The Virginia Association of Christian Athletics has adopted a prep sports calendar for the 2020-21 school year, but it is a plan that one of the group’s top officials believes is unlikely to make it to opening day.
Representatives of the VACA’s approximately 20 schools voted unanimously Wednesday for a Plan A athletics calendar that would begin Oct. 19 and run through May 15:
Fall sports (volleyball, boys soccer) Oct. 19-Dec. 12 play dates.
Winter sports (boys basketball, girls basketball) Jan. 12-March 4.
Spring sports (baseball, softball, girls soccer, golf) March 8-May 15.
Two fall sports — cross country and tennis — are not affected by Wednesday’s vote and can proceed as scheduled.
The new VACA calendar is contingent on no student in grades K-12 at any VACA school testing positive for COVID-19 before the first fall play date on Oct. 19.
There is one major hurdle in front of the VACA’s Plan A.
If a VACA student tests positive, the association would immediately switch to a schedule similar to what the VHSL approved Monday for the state’s public schools.

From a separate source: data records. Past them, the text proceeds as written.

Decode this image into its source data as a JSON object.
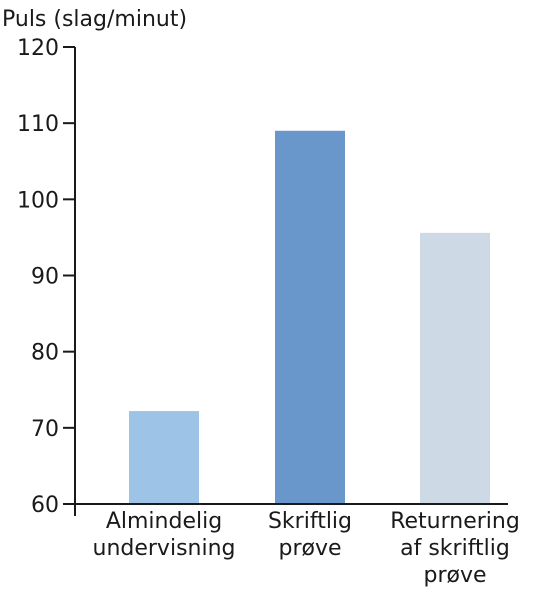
{
  "chart_data": {
    "type": "bar",
    "title": "",
    "ylabel": "Puls (slag/minut)",
    "xlabel": "",
    "ylim": [
      60,
      120
    ],
    "yticks": [
      60,
      70,
      80,
      90,
      100,
      110,
      120
    ],
    "grid": false,
    "categories": [
      [
        "Almindelig",
        "undervisning"
      ],
      [
        "Skriftlig",
        "prøve"
      ],
      [
        "Returnering",
        "af skriftlig",
        "prøve"
      ]
    ],
    "values": [
      72.2,
      109,
      95.6
    ],
    "colors": [
      "#9dc3e6",
      "#6a97cb",
      "#cdd9e4"
    ]
  },
  "axis_color": "#1a1a1a"
}
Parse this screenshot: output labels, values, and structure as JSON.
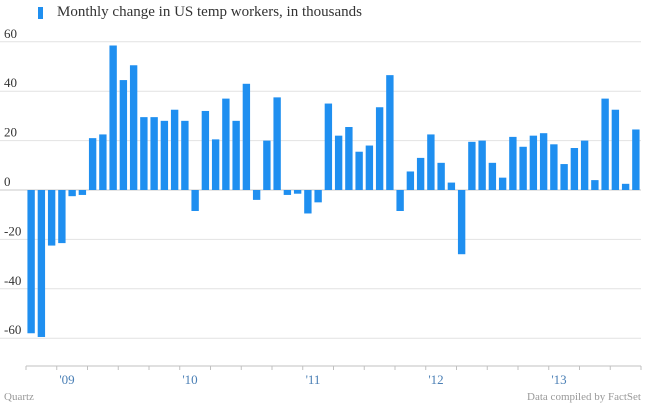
{
  "chart_data": {
    "type": "bar",
    "legend": "Monthly change in US temp workers, in thousands",
    "y_ticks": [
      "60",
      "40",
      "20",
      "0",
      "-20",
      "-40",
      "-60"
    ],
    "y_tick_values": [
      60,
      40,
      20,
      0,
      -20,
      -40,
      -60
    ],
    "ylim": [
      -64,
      64
    ],
    "x_tick_labels": [
      "'09",
      "'10",
      "'11",
      "'12",
      "'13"
    ],
    "x_tick_bar_index": [
      3.5,
      15.5,
      27.5,
      39.5,
      51.5
    ],
    "grid": true,
    "legend_position": "top-left",
    "bar_color": "#1f8ff0",
    "values": [
      -58,
      -59.5,
      -22.5,
      -21.5,
      -2.5,
      -2,
      21,
      22.5,
      58.5,
      44.5,
      50.5,
      29.5,
      29.5,
      28,
      32.5,
      28,
      -8.5,
      32,
      20.5,
      37,
      28,
      43,
      -4,
      20,
      37.5,
      -2,
      -1.5,
      -9.5,
      -5,
      35,
      22,
      25.5,
      15.5,
      18,
      33.5,
      46.5,
      -8.5,
      7.5,
      13,
      22.5,
      11,
      3,
      -26,
      19.5,
      20,
      11,
      5,
      21.5,
      17.5,
      22,
      23,
      18.5,
      10.5,
      17,
      20,
      4,
      37,
      32.5,
      2.5,
      24.5
    ]
  },
  "footer": {
    "source_left": "Quartz",
    "source_right": "Data compiled by FactSet"
  }
}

The VACA Plan B is for winter sports (Nov. 30-Feb. 13), fall sports (Feb. 15-April 10) and spring sports (April 12-May 22).
“It’s very strict stipulations,” said VACA assistant commissioner Wayne Pettway of Ridgeview Christian School in Stuarts Draft. “The chances of no COVID cases in a kindergartner or a first grader or whoever in the whole school by Oct. 19 … it’s just not going to happen, probably.”
Pettway said Plan A could be scrapped later this year even without a student testing positive.
“When we get to mid-September and the virus has taken an uptick, whether anybody has a positive test or not we’re probably going more with Plan B, to stay more in line with the VHSL because we don’t want to open yourself up to liability for going too far outside the box,” he said.
Most VACA schools plan for in-person learning with daily temperature checks of students, Pettway said.
“All of our schools, to the best of my knowledge, either have a kiosk or hand-held thermometer where kids have their temperature taken every day as they get to school,” he said.
“It is a little invasive, but you do what you’ve got to do to protect the school. If they show up with a fever, they’re gone [home] and they’ve got to go test then.”
Pettway said if a student tests positive for the coronavirus after the beginning of the fall season, the VACA hopes to come up with a contingency plan before its next meeting Aug. 12.
“We have a COVID committee of five people,” he said. “They are meeting and hashing out the details for our Aug. 12 meeting.”
Wednesday’s meeting included representatives of “11 or 12” VACA schools attending in person at Ridgeview Christian. Other representatives took part in a video conference.
Pettway said further that if the VACA puts Plan B into effect and that schedule needs an adjustment, it would be done by Nov. 30.
VACA schools from Timesland include Faith Christian, Roanoke Valley Christian and Southwest Virginia Home School, Christian Heritage and Smith Mountain Lake Christian and Dayspring Christian.
Athletic directors at the respective schools now must redo their respective teams’ schedules for the upcoming year.
“I had basketball, volleyball, everything scheduled until about three hours ago,” said Nancy Castillo, the AD at Christian Heritage in Rocky Mount.
“Cross country will take a beating because a lot of the meets cross country went to were with public schools. The other schools in VACA that do have cross country, we’re just going to try to host each other as many times as possible.”
With each season compressed into fewer weeks, VACA teams’ schedules likely will be much lighter. VACA schools traditionally do not play games on Wednesdays for religious reasons.
One VACA North Division member — Stuart Hall of Staunton — already has canceled all its athletic events until January.
“They didn’t come right out and say it today, but I feel sure we’re going to have to go with our conference schools first, playing everybody twice,” Castillo said. “Nonconference [teams], we try to play once, if travel allows that. “
Castillo said she and her colleagues are simply taking the best course to follow health protocols.
“The ultimate goal [is] to keep everybody safe,” she said. “I understand completely, and there’s no wavering from that.”